Here is the graph with the (i) seasonally adjusted and (ii) unadjusted data. I didn't include the slider, but add a second version that focuses on a particular time period to see the variation. I also added (iii) data in Chinese currency (officially the Renminbi 人民币 but more commonly simple the Chinese yuan 元). Because the exchange rate between the US$ and the RMB hasn't varied much, the two are almost the same. If you're Chinese, however, then "almost" isn't close enough, because that easily represents a 元10 billion discrepancy! For the purposes of thinking about trade issues in the context of Econ 102, the trends and levels are qualitatively identical. That would not be true if we picked a country pair where the bilateral exchange rate was volatile.
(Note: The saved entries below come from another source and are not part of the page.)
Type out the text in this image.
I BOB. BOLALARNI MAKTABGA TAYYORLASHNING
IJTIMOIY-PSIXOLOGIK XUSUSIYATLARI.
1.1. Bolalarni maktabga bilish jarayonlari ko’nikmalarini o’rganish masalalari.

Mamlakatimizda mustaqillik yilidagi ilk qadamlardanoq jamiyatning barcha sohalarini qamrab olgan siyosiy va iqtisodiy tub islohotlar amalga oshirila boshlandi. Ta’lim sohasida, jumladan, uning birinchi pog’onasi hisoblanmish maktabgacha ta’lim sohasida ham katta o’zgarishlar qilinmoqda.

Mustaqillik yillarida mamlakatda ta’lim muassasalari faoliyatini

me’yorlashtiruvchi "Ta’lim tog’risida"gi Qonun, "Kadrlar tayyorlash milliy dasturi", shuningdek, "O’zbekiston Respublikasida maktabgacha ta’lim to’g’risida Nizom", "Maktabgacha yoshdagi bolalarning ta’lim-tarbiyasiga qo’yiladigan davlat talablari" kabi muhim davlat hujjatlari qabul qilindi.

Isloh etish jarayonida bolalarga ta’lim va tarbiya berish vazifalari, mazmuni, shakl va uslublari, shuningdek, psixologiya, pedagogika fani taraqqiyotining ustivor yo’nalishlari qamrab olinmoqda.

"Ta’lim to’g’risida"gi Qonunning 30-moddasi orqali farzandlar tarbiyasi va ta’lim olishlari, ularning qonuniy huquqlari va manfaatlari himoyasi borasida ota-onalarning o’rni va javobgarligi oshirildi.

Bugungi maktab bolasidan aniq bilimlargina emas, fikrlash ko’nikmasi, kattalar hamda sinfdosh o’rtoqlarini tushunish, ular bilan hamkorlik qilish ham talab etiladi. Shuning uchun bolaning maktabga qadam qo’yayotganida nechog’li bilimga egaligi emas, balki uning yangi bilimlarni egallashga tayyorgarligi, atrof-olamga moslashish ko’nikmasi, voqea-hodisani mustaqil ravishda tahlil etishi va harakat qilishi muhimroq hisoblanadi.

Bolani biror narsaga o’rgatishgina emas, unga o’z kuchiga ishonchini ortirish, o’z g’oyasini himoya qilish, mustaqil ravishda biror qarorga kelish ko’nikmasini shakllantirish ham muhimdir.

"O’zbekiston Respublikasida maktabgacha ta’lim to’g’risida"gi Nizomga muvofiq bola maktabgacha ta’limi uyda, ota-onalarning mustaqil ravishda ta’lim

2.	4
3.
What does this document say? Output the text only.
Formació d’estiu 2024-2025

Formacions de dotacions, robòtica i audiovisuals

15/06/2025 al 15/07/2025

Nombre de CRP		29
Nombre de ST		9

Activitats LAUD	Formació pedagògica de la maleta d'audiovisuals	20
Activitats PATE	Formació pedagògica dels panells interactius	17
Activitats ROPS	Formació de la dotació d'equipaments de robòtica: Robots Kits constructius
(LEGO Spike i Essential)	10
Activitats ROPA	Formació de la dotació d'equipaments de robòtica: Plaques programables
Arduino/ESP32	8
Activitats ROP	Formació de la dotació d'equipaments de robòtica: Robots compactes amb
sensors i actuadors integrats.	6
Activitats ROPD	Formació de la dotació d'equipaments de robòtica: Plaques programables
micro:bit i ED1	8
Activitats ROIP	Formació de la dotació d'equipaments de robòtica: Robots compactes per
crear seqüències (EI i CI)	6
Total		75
Anyway, the monthly data are very volatile and so in this case using seasonal data makes it much easier to eyeball.


However, because this is a long time trend that goes from fairly small to very large, it's not possible to eyeball growth rates. There are two ways of handling that. One (duh) is to calculate a year-over-year growth rate. As we can see, there are some strong periods and some weak ones, but overall growth has slowed a lot and between early 2015 and the end of 2016 was on average negative. We can also see (i) the impact of the Asian Financial Crisis that began in July 1997 (and coincided at the start with a recession in Japan). We also see the Great Recession in 2008-2009 and slow growth following the collapse of the dot.com bubble in 2000. The 1996 slowdown reflected domestic Chinese factors, including an appreciation of the RMB.

Another way of presenting data over a long time trend is a log scale. This helps us eyeball periods of rapid and slow increases, and (unlike with growth rates) gauge the cumulative impact, which is a substantial overall increase. If we look at the graph, we can see that (i) there wasn't much change in 1992-93, a big jump (1 year for one increment) in 1994, then slower growth (5 years for one increment), then 2.5 years (through early 2003), 1 year and then 2 years for the next 2 increments, then 4 years (through early 2005), and now after 12 years exports have yet to grow another increment. Now the dollar amounts are large,
since the total is near enough $200 billion dollars, but the change is small in percentage terms. Whether you want to look at the former or the latter is a function of why you're looking at the data.

Then there's the question of price increases and overall economic growth. One way is to look at exports to China versus China's GDP. One awkward aspect is that the data aren't both seasonally adjusted – FRED only provides a handful of GDP series for China. But while we see a rise and fall, the bottom line is that most of the long-run rise in US exports to China reflect the growth of the Chinese market. How could it be otherwise? Well, China could be importing more overall, so growing imports amplified by a growing economy. This graph by the way uses nominal GDP in RMB and nominal exports in RMB.

Next we can look at US exports to China relative to total US exports. In 1992 China was still very poor; not today! So we would expect exports to comprise a modest share at the start, and rise over time – which is what we observe. In 1992 only 2% of our exports went to China. Now it's 15%.

Finally, there's the politically important question of bilateral trade. As an economist, I'm fundamentally not interested in that. Instead I want to know whether aggregate US trade is balanced. But those inside the Beltway, and most of our news media, don't view things that way. Of course this graph is seasonally adjusted, but not with a log scale...you now know how to adjust.